We use only strictly necessary cookies:

  • Session cookie (httpOnly, Secure): Maintains your login state. Deleted when you close your browser or log out.
  • CSRF token: Prevents cross-site request forgery. Deleted at session end.

We do not use Google Analytics, Facebook Pixel, Mixpanel, retargeting cookies, or any third-party tracking service.

4. Data Retention

  • Usage analytics: Retained for 12 months, then automatically deleted
  • Account data: Retained as long as your account is active; deleted within 30 days of account deletion
  • Session cookies: Deleted at session end
  • Server logs: Kept for 7 days for security and debugging, then deleted

5. Government Data & Attribution

Nobris indexes publicly available U.S. government screening lists (OFAC, BIS, etc.).
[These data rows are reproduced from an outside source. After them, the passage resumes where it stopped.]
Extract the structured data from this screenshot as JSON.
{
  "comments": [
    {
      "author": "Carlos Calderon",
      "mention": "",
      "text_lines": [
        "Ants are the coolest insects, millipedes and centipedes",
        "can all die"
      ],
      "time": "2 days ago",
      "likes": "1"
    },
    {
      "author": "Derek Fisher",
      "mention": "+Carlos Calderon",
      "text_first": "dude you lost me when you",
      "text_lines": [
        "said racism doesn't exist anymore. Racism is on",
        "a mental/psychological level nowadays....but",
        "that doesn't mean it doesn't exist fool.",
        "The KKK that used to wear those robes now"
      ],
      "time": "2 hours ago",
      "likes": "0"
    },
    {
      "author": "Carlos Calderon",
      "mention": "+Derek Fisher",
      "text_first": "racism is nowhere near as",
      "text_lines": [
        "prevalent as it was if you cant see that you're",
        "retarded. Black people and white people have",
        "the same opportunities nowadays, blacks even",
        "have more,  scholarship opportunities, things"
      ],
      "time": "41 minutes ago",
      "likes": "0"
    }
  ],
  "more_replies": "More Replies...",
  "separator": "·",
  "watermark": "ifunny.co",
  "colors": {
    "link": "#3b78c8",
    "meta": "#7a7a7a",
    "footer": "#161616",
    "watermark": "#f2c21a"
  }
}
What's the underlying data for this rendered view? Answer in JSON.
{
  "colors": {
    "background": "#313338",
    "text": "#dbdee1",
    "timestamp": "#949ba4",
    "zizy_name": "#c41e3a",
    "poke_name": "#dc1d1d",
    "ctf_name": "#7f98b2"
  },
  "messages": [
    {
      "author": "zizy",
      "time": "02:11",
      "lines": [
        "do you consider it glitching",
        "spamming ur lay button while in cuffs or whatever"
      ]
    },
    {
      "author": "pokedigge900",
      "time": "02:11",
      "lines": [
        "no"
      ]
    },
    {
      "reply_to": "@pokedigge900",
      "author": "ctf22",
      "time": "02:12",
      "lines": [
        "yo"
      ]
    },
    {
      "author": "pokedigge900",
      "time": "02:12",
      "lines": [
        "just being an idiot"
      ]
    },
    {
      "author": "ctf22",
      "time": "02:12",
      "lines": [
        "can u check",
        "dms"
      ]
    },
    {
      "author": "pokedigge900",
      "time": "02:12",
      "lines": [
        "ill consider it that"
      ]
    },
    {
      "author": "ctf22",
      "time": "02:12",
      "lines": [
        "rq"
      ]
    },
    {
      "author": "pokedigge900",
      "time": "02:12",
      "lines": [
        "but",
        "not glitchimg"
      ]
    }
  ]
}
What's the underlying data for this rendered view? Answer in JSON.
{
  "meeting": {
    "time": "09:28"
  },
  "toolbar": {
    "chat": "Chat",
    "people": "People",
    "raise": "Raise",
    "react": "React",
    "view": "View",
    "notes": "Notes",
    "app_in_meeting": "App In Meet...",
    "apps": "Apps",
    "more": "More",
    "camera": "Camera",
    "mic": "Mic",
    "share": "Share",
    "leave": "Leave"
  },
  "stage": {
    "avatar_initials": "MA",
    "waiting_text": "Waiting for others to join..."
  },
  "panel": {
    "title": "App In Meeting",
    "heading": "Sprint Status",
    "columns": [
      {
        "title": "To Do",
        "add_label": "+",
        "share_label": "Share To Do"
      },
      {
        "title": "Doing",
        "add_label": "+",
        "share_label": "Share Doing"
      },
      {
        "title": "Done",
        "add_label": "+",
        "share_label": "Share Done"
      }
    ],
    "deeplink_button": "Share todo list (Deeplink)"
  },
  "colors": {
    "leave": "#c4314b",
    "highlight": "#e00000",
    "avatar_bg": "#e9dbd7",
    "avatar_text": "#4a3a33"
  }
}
These are public records. When you run a screening:

  • You are searching our local index of government data
  • We do not log your queries to government agencies
  • Government agencies do not receive notification of your queries
  • Results are shown with source attribution (e.g., “OFAC SDN List”)

6. Third-Party Services

Nobris may use third-party services for email delivery (e.g., SendGrid), infrastructure/hosting (e.g., AWS, Vercel), and privacy-focused analytics (e.g., Plausible). All third-party services are bound by data processing agreements that prohibit them from using your data for their own purposes.

7. Your Rights

If you are located in a jurisdiction with privacy laws (GDPR, CCPA, etc.), you have the right to:

  • Access: Request what data we hold about you
  • Correction: Request corrections to inaccurate data
  • Deletion: Request deletion of your data (“right to be forgotten”)
  • Portability: Request your data in machine-readable format
  • Opt-out: Opt out of non-essential data collection

To exercise these rights, contact privacy@nobris.dev with your email address and a description of your request. We will respond within 30 days.

8. Children’s Privacy

Nobris is not intended for users under 13. We do not knowingly collect personal data from children. If we learn that a child has provided personal data, we will delete it immediately.
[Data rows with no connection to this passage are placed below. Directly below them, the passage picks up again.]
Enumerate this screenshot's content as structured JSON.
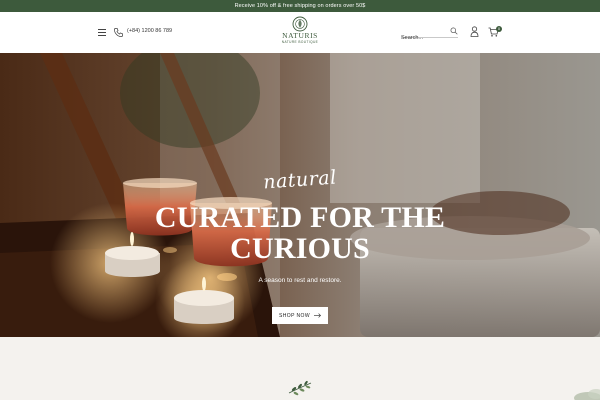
{
  "promo": {
    "text": "Receive 10% off & free shipping on orders over 50$"
  },
  "header": {
    "menu_icon": "hamburger-menu-icon",
    "phone_icon": "phone-icon",
    "phone": "(+84) 1200 86 789",
    "logo": {
      "name": "NATURIS",
      "tagline": "NATURE BOUTIQUE"
    },
    "search": {
      "placeholder": "Search...",
      "value": "",
      "icon": "search-icon"
    },
    "account_icon": "user-icon",
    "cart_icon": "cart-icon",
    "cart_count": "0"
  },
  "hero": {
    "script_text": "natural",
    "title_line1": "CURATED FOR THE",
    "title_line2": "CURIOUS",
    "subtitle": "A season to rest and restore.",
    "button_label": "SHOP NOW",
    "button_icon": "arrow-right-icon"
  },
  "below": {
    "ornament_icon": "sprig-icon"
  },
  "colors": {
    "brand_green": "#3d5a3c",
    "background": "#f4f2ee",
    "white": "#ffffff"
  }
}
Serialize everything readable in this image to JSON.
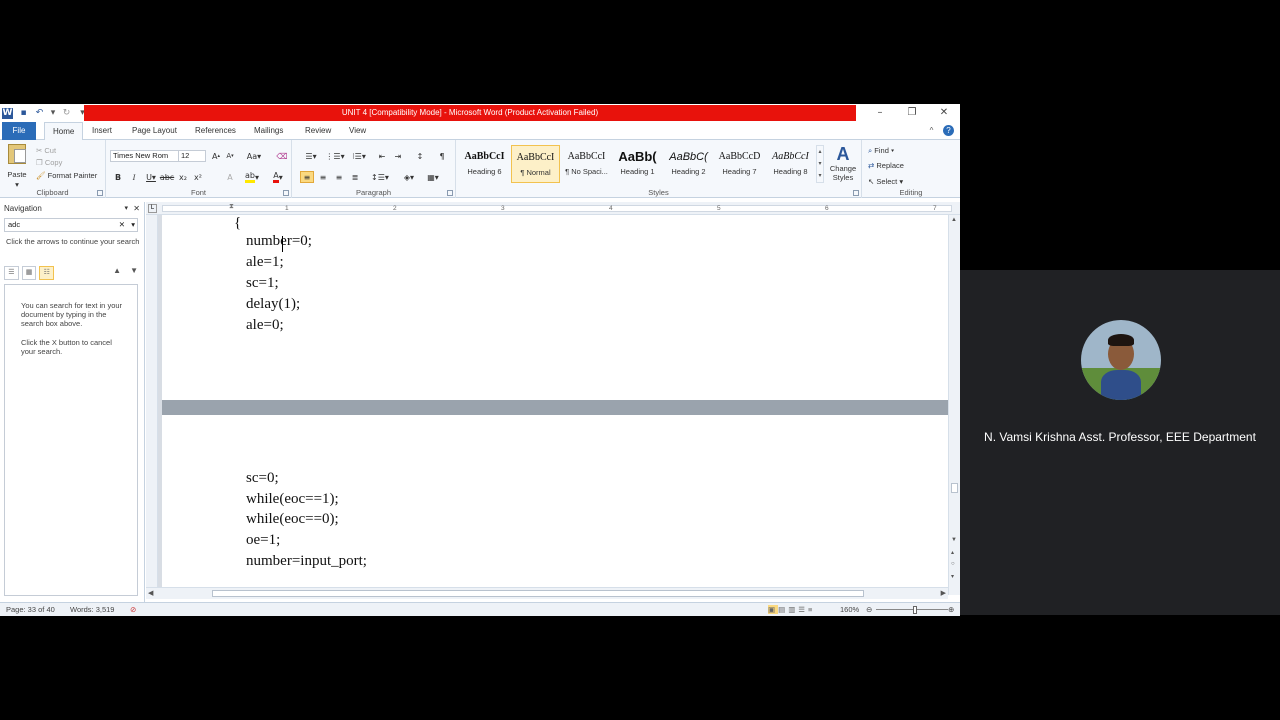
{
  "window": {
    "title": "UNIT 4 [Compatibility Mode] - Microsoft Word (Product Activation Failed)",
    "title_bar_color": "#e8120c"
  },
  "tabs": [
    "File",
    "Home",
    "Insert",
    "Page Layout",
    "References",
    "Mailings",
    "Review",
    "View"
  ],
  "active_tab": "Home",
  "clipboard": {
    "paste": "Paste",
    "cut": "Cut",
    "copy": "Copy",
    "format_painter": "Format Painter",
    "label": "Clipboard"
  },
  "font": {
    "name": "Times New Rom",
    "size": "12",
    "label": "Font"
  },
  "paragraph": {
    "label": "Paragraph"
  },
  "styles": {
    "label": "Styles",
    "items": [
      {
        "sample": "AaBbCcI",
        "name": "Heading 6"
      },
      {
        "sample": "AaBbCcI",
        "name": "¶ Normal"
      },
      {
        "sample": "AaBbCcI",
        "name": "¶ No Spaci..."
      },
      {
        "sample": "AaBb(",
        "name": "Heading 1"
      },
      {
        "sample": "AaBbC(",
        "name": "Heading 2"
      },
      {
        "sample": "AaBbCcD",
        "name": "Heading 7"
      },
      {
        "sample": "AaBbCcI",
        "name": "Heading 8"
      }
    ],
    "change_styles": "Change Styles"
  },
  "editing": {
    "label": "Editing",
    "find": "Find",
    "replace": "Replace",
    "select": "Select"
  },
  "navigation": {
    "title": "Navigation",
    "search_value": "adc",
    "hint": "Click the arrows to continue your search",
    "help_1": "You can search for text in your document by typing in the search box above.",
    "help_2": "Click the X button to cancel your search."
  },
  "ruler_numbers": [
    "1",
    "2",
    "3",
    "4",
    "5",
    "6",
    "7"
  ],
  "document": {
    "page1_lines": [
      "{",
      "number=0;",
      "ale=1;",
      "sc=1;",
      "delay(1);",
      "ale=0;"
    ],
    "page2_lines": [
      "sc=0;",
      "while(eoc==1);",
      "while(eoc==0);",
      "oe=1;",
      "number=input_port;"
    ]
  },
  "status": {
    "page": "Page: 33 of 40",
    "words": "Words: 3,519",
    "zoom": "160%"
  },
  "presenter": {
    "name": "N. Vamsi Krishna Asst. Professor, EEE Department"
  }
}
9. International Data Transfers

If you are located outside the United States and provide personal data (e.g., via account registration), that data may be transferred to, stored in, and processed by us in the United States. By using Nobris, you consent to such transfers. We comply with all applicable cross-border data transfer regulations.

10. Changes to This Policy

We may update this policy at any time. Material changes will be notified via email (if registered) and highlighted on our website. Continued use of Nobris after changes constitutes acceptance of the revised policy.

11. Contact Us

For privacy questions, data access requests, or concerns:

Our Commitment

We designed Nobris with privacy-by-default. We collect only what we need to operate and improve our products. We’ve architected our systems to avoid storing sensitive data like screening queries. We don’t share your data with advertisers or data brokers, and we don’t use dark patterns or deceptive practices.

If we discover we’re collecting more data than necessary, we will reduce collection, not increase it. Your privacy is not for sale.